Die meisten Vermieter werden ihre Vermietungsentscheidung nicht von den inkriminierten Kriterien abhängig machen und deshalb in der Sache das Diskriminierungsverbot einhalten. Sie brauchen auch keine besonderen Vorkehrungen zu treffen, um einen diskriminierungsfreien Entscheidungsfindungsprozess auch in einem etwaigen Rechtsstreit darstellen zu können. Auch bei Anwendung der Beweiserleichterung des § 22 AGG muss der Betroffene einen Sachverhalt schildern, der den Rückschluss auf eine Diskriminierung erlaubt; der Vermieter muss dann nachweisen, dass er nicht diskriminiert hat. Ein solcher Sachverhalt kann sich vor allem aus Hinweisen auf eine Diskriminierung in der Werbung für die Wohnung und - wie vorliegend - bei den Gesprächen mit den Mietinteressenten ergeben. Deshalb hat das OLG Köln (Urteil vom 19.01.2010 - 24 U 51/09, NJW 2010, 1676) in der Äußerung gelegentlich eines vereinbarten Termins zur Wohnungsbesichtigung, „Die Wohnung wird nicht an Neger, äh … Schwarzafrikaner und Türken vermietet”, einen Verstoß gegen das AGG angenommen.

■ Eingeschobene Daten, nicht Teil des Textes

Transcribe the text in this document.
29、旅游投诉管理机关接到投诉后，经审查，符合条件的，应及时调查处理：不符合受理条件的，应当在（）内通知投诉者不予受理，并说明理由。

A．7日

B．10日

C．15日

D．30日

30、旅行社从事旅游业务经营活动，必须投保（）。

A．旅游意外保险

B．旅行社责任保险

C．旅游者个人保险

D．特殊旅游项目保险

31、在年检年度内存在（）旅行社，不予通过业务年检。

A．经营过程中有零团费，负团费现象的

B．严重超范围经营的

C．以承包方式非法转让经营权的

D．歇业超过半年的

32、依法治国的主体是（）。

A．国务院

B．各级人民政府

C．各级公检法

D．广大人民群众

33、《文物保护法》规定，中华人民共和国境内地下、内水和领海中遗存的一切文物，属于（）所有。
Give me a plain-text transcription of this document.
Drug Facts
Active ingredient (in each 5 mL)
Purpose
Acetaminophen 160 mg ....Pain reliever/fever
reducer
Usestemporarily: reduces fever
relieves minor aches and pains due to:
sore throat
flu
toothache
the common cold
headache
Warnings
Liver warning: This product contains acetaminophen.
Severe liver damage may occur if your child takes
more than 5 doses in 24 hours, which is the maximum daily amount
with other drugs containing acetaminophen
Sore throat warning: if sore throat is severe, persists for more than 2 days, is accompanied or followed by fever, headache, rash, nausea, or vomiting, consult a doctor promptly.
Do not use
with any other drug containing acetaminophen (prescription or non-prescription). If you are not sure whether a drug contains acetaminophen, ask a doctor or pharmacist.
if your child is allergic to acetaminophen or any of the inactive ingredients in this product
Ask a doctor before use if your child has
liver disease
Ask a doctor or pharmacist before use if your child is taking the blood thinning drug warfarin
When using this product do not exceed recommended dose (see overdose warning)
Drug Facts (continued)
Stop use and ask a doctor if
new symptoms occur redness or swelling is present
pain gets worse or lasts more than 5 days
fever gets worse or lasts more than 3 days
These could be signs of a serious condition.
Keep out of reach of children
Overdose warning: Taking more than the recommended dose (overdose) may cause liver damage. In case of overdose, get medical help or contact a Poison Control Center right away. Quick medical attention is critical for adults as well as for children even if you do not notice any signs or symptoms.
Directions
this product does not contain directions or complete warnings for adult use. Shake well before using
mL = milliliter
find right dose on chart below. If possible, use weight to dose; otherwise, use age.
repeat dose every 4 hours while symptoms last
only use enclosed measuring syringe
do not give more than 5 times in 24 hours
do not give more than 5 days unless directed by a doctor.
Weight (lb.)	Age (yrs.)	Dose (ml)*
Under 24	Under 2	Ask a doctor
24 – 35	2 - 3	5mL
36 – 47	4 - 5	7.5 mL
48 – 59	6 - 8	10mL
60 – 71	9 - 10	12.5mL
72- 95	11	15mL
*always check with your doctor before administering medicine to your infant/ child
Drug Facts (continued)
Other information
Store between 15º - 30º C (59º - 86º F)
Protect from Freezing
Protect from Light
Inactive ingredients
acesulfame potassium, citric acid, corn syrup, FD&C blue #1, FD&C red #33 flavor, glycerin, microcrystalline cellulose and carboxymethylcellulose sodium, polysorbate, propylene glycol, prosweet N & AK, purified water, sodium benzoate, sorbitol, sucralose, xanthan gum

Anhaltspunkte für eine Diskriminierung können aber auch aus den Vermietungsergebnissen folgen. Wenn etwa in einer Wohnanlage Schwarzafrikaner immer wieder abgelehnt werden, könnte das ein Anzeichen für eine Diskriminierung aus Gründen der Rasse oder ethnischen Herkunft sein (Schmidt-Räntsch NZM 2007, 6). Solche Anhaltspunkte werden sich bei einem offen und transparent angelegten Auswahlverfahren nicht ergeben. Es wird dann meist auch kein Grund bestehen, solche Punkte für den Fall eines Rechtsstreits zu dokumentieren oder das Auswahlverfahren gar zu formalisieren. Je nach der Attraktivität des Wohnungsbestands und der Zahl der Interessenten kann es allerdings im Einzelfall gleichwohl angezeigt sein, die Auswahl intern zu dokumentieren.

Redaktion beck-aktuell, 4. April 2018.